June’s Featured Species: Desert Shadowdamsel (Palaemnema domina)
This month’s DSA species’ focus is the Desert Shadowdamsel (Palaemnema domina). It is in the Platystictidae, the shadowdamsel family. This moderate-sized slender damselfly is 35-44 cm (1.3-1.7 inches) long and is found at small, clear rocky streams bordered by dense vegetation. It is found in southeastern Arizona, south through Mexico to Nicaragua. Follow Dennis Paulson as he reflects on his experiences with this elusive species and other members of its genus.
Thriving in the Shadows
One of my favorite groups of odonates is the genus Palaemnema, 43 species of shadowdamsels in the family Platystictidae. The family is more diverse in the Old World, with 238 species in nine genera in southern Asia. All seem to be shade-lovers, the source of the common name for Palaemnema.
But we can thank the Belgian odonatologist Baron Edmond de Sélys-Longchamps for in 1860 coining the delightful generic name Palaemnema, which means “old memories.”
Perhaps because Philip Calvert, the first monographer of the genus, lived for a year in Costa Rica, it is well known there, with 11 described species, four of them endemic, and several still undescribed!
Mexico is home to eight species, four of them found nowhere else. Thirteen species are known from Colombia, and the genus occurs south to Peru and east to Venezuela, with one species extending farther east into the Guianas and northern Brazil.
One of these basically tropical damselflies has even crossed the border and is known from a few streams in southeastern Arizona. That is Palaemnema domina, the Desert Shadowdamsel. My wife, Netta Smith, and I found this species in numbers at Bonita Creek in Graham County, but they didn't come easy. They perch and forage among dense tangles, such as the root masses of fallen cottonwoods, and we had to look carefully and thoroughly in such places.
Shadowdamsels really deserve their name, standing out in the order by not needing sunlight to carry on their activities. Of course, they aren't the only tropical odonates like that, but they are the only ones I have looked for while crawling through the underbrush on hands and knees near a promising stream. When collecting Palaemnema, you may have better luck snatching one off a leaf with your fingers than swinging a net through the foliage.
Shadowdamsels are so elusive that we don't know much about their lives. They are all stream-dwellers, and they have very distinctive nymphs, somewhat termite-shaped. I don't think anyone has kept them in captivity, and I don't think we know what they eat, presumably small invertebrates. They have been found living among rocks and gravel.
We also know little about what the adults eat. With long leg spines and wings held above the abdomen, they may be salliers, flying out to capture small flying insects just as a dancer (Argia) or a flycatcher would. I have never seen one feeding.
Their reproductive behavior has some fascinating turns. Males come to the water much earlier than other damselflies, again apparently not needing the sun. Males on territory often open and close their wings, surely a sign to repel other males from their immediate vicinity. Fancifully, I wonder if it also attracts females.

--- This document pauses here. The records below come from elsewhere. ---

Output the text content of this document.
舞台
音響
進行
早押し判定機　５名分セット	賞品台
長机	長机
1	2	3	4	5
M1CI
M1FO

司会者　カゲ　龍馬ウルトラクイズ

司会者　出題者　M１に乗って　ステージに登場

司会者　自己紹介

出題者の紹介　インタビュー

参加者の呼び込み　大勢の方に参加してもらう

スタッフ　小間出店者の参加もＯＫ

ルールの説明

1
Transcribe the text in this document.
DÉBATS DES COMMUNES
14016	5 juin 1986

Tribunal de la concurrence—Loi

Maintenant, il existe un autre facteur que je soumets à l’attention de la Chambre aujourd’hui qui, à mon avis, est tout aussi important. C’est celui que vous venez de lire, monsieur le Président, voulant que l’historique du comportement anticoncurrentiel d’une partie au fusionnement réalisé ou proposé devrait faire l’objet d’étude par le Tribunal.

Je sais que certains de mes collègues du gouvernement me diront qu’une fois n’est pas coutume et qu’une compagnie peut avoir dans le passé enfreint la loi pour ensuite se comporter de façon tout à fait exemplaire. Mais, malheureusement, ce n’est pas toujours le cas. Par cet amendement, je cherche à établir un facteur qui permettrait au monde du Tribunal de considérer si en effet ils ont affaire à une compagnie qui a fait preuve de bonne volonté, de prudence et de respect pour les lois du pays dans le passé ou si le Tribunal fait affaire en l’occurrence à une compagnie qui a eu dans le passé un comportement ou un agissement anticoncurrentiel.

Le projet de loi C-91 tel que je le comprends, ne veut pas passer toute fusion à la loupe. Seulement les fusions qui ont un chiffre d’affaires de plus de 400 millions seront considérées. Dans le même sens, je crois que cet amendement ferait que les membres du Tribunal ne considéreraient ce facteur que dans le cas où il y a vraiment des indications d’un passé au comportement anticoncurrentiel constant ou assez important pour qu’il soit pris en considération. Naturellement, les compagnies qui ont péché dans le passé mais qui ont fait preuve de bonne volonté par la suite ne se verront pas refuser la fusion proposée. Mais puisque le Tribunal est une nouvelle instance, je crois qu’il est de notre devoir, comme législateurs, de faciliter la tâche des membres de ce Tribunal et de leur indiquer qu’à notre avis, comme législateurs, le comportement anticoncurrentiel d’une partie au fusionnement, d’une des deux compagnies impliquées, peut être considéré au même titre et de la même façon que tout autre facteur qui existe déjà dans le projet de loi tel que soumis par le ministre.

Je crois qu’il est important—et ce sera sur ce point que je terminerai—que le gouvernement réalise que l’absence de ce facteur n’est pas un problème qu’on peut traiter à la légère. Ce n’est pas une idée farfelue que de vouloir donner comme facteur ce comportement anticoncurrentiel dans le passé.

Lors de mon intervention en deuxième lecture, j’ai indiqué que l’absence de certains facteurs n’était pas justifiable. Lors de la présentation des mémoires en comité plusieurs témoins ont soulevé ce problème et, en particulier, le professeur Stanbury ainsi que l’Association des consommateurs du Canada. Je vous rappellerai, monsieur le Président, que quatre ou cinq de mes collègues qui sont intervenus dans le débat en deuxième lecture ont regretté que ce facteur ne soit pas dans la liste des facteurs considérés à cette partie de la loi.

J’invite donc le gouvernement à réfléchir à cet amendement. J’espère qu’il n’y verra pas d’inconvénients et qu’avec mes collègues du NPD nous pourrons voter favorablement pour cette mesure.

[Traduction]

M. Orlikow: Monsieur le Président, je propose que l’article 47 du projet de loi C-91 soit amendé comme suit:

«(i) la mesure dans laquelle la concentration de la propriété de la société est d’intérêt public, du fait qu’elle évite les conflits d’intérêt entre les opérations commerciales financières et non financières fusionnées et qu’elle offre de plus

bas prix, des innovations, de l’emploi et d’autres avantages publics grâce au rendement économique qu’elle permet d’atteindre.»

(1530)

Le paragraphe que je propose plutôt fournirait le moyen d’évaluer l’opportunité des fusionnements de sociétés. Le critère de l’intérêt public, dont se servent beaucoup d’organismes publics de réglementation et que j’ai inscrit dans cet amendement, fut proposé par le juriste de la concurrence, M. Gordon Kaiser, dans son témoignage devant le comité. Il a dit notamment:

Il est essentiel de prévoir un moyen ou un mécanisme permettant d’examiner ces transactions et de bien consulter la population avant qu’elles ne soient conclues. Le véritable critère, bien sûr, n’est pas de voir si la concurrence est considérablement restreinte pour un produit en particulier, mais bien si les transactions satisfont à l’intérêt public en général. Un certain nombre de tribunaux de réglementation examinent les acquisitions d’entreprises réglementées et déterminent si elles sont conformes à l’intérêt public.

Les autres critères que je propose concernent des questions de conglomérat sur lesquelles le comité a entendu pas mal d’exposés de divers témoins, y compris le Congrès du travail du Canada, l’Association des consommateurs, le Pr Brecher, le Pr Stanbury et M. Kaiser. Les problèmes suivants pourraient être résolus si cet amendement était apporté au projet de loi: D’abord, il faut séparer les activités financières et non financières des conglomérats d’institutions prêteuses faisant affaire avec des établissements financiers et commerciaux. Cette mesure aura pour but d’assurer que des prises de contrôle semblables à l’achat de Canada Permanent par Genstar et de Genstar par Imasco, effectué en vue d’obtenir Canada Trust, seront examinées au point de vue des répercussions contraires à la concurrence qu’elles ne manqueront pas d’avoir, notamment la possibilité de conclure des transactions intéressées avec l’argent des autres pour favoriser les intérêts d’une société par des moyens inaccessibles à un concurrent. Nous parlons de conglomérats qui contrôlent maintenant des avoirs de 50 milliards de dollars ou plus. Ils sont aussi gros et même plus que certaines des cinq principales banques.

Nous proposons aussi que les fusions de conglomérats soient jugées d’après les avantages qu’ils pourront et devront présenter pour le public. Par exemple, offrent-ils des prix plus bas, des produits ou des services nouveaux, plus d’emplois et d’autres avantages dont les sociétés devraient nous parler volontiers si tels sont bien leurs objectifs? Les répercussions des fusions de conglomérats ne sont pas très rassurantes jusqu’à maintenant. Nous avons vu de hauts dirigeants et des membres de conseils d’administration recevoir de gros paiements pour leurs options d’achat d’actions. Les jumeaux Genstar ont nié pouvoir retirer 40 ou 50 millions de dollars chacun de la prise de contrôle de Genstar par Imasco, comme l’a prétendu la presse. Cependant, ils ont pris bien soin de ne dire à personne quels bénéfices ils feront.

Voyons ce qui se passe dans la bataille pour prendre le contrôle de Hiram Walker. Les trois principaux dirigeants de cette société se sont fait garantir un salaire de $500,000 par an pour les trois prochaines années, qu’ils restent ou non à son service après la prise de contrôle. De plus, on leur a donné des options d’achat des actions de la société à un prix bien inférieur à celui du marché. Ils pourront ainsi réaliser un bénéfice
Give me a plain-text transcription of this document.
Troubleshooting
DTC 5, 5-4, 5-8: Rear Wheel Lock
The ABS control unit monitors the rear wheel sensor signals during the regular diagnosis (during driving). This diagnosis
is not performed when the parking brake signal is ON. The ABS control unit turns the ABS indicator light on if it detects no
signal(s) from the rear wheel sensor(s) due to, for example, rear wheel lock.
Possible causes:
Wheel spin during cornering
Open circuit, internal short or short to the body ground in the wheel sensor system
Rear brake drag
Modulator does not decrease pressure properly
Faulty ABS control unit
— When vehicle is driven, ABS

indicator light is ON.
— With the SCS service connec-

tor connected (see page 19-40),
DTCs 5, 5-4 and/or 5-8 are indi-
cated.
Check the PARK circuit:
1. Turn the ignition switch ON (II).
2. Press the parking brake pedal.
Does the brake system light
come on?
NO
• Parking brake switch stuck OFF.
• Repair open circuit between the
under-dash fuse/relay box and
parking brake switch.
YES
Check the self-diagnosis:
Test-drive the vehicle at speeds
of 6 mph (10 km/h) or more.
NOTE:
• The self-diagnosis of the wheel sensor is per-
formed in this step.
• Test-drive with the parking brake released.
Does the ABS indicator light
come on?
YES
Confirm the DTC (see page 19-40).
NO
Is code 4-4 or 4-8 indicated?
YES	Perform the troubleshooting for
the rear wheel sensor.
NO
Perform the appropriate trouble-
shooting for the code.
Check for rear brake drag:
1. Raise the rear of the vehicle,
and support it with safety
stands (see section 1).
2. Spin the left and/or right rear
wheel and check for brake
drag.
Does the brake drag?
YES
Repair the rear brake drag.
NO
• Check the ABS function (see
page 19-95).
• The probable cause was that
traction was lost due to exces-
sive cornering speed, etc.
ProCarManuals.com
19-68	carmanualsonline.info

Males have been seen in numbers together at a stream, in a situation much like the leks of some birds. Females would approach and be clasped by a male, then the two flying away to land in a tree for a very brief copulation.
After mating much like other damselflies, the female oviposits over or near the water, different species in different plants, both woody and herbaceous. The pair does not remain in tandem, but the male perches very close to the female as she lays her eggs, guarding her against other males. I have not seen this behavior in any other damselflies, and I wish I had had a grant to study platystictids all over the world.
Next time you're near a tropical stream, check out the shadows. We have much to learn about these damsels!
Dennis Paulson is a biologist and a naturalist who grew up in Miami, exposed to subtropical nature in all its glory while southern Florida was still largely unspoiled. He received his Ph.D. in Zoology from the University of Miami in 1966 with a study of the dragonflies of southern Florida, and shortly thereafter he moved to Seattle, where he has lived ever since. He recently retired after 15 years of being the Director of the Slater Museum of Natural History at the University of Puget Sound, where he also taught in the Biology Department. He has also led nature tours and traveled to all continents.
Paulson has published over 75 scientific papers on his favorite animals, and his contributions to natural history include these books: Shorebirds of the Pacific Northwest; Shorebirds of North America: The Photographic Guide; Exotic Birds; Alaska: The Ecotraveller’s Wildlife Guide; Dragonflies and Damselflies of the West;, Dragonflies and Damselflies of the East; Dragonflies and Damselflies: A Natural History; ABA Field Guide to the Birds of Washington; and Dragonflies and Damselflies of Costa Rica.